Le milieu scolaire et universitaire est le nouveau numéro un des foyers de contamination. Mais heureusement, à croire Jean-Michel Blanquer, le virus ne déjeune pas à midi.

bobards

Jean-Michel Blanquer superstar ! Nouveau Bonnet d’âne attribué au ministre de l’Éducation nationale, le troisième déjà depuis mai dernier. Accrochez-vous, déclaration de très haut niveau : une cantine scolaire, « ce n’est pas la même chose qu’un bar. […] C’est à l’heure de midi, ce n’est pas le soir et par ailleurs, il y a évidemment des personnes pour s’occuper du fait que les enfants respectent les gestes barrières. » Sérieusement, Jean-Mimi, cette histoire de midi et de soir ? Quel est le rapport avec le virus ? Nous en restons pantois : que peut-il bien se passer dans le crâne d’œuf de Blanquer pour livrer un argument aussi dénué de sens ?

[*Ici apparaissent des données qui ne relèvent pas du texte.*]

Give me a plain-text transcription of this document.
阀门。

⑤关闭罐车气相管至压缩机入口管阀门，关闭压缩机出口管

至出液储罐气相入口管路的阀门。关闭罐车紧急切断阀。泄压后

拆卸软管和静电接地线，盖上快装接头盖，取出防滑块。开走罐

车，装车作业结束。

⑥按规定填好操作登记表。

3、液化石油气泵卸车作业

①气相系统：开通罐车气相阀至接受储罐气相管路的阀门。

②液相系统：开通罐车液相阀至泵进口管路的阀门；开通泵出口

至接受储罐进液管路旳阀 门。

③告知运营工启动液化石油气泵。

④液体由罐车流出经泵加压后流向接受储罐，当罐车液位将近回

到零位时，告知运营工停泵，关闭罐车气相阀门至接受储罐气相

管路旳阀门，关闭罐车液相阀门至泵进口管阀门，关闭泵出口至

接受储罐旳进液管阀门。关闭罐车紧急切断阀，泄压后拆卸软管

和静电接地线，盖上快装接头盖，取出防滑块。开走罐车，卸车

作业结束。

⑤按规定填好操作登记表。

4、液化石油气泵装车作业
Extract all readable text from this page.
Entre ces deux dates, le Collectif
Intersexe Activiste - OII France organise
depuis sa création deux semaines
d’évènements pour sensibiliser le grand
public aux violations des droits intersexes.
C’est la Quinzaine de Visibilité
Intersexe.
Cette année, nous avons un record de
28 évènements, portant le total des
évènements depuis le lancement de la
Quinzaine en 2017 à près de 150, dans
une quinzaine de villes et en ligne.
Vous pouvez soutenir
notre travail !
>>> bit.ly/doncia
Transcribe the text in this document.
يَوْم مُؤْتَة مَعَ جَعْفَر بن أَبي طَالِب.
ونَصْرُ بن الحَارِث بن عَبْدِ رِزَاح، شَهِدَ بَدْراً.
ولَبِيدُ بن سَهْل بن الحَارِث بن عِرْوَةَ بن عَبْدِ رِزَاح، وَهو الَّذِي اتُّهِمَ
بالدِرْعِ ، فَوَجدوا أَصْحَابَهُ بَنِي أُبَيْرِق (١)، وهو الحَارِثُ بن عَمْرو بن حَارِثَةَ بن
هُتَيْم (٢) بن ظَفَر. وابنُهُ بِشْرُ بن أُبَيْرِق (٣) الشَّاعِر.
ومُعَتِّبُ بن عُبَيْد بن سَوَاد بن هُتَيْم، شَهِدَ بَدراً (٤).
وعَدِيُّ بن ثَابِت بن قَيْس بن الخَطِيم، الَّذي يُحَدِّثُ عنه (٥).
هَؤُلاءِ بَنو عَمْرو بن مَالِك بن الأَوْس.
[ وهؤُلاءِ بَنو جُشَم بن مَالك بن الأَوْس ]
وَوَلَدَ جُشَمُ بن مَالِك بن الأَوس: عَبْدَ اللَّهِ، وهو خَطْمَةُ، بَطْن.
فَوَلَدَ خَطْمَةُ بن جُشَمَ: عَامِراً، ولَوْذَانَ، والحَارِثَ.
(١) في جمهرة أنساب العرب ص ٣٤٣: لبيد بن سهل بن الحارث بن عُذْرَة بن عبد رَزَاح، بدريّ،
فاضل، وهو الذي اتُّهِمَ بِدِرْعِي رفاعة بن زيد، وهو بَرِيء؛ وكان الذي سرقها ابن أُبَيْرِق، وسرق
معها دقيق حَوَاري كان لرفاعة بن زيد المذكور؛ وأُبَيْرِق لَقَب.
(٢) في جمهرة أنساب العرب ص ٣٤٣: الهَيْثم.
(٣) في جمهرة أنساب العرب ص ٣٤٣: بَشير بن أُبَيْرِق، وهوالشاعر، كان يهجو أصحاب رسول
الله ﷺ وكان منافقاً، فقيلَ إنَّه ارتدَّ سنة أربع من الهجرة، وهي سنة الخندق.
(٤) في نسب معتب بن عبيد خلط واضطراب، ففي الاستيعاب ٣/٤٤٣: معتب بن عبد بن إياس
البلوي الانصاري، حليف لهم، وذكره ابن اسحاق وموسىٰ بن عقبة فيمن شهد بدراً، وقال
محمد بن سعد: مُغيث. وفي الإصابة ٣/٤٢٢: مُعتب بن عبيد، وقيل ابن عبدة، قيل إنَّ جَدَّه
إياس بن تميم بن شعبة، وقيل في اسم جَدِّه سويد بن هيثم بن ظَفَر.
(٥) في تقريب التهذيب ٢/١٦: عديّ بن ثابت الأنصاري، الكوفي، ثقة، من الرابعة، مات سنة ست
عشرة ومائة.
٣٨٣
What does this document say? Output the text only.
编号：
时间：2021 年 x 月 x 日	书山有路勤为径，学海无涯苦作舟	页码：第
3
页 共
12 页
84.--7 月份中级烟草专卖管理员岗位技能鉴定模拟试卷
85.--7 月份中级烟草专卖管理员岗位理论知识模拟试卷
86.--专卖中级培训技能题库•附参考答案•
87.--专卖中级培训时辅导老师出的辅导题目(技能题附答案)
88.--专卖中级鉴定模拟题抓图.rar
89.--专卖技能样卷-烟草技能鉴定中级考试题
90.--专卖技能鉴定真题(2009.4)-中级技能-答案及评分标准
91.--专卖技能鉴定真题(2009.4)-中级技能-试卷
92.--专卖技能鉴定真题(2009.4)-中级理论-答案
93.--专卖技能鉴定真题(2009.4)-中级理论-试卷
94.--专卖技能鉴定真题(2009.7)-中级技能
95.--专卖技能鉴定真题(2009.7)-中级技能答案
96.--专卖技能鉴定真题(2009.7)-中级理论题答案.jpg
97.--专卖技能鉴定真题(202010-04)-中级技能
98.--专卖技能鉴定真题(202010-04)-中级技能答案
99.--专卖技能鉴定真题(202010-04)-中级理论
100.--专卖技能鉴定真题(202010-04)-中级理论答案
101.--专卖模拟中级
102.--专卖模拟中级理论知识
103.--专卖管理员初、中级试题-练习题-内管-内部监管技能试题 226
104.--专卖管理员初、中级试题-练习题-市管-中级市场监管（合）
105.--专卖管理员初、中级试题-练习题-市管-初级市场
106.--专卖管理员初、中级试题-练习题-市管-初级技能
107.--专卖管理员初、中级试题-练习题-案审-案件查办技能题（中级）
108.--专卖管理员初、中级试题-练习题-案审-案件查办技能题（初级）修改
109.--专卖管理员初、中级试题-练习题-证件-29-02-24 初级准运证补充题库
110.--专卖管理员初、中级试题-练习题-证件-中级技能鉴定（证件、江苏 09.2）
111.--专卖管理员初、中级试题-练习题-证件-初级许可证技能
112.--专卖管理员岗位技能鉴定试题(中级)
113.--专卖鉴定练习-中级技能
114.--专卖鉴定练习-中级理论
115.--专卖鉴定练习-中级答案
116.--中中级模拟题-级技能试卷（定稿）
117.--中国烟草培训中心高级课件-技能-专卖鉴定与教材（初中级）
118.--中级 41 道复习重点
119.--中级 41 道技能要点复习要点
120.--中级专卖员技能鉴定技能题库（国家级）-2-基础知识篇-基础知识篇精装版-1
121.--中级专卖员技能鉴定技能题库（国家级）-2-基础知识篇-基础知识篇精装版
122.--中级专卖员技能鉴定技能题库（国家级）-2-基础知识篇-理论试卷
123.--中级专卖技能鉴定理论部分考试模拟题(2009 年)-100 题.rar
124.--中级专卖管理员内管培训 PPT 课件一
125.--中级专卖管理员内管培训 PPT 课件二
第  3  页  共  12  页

Quant aux « gestes barrières », ils n’empêchent pas les enfants et adolescents d’être entassés à la cantine. « On ne se contamine pas plus en allant à l’école qu’en vivant d’autres aspects de la vie sociale, affirme aussi le ministre. Je dirai que c’est même probablement moins car c’est un lieu où on respecte plus les gestes barrières que d’autres lieux. » Raté : le dernier point épidémiologique de Santé publique France, en date du 24 septembre, nous apprend justement l’inverse. Le milieu scolaire et universitaire est celui où l’on trouve désormais le plus grand nombre de foyers de contamination (clusters), avec 32%, détrônant les entreprises, dix points derrière.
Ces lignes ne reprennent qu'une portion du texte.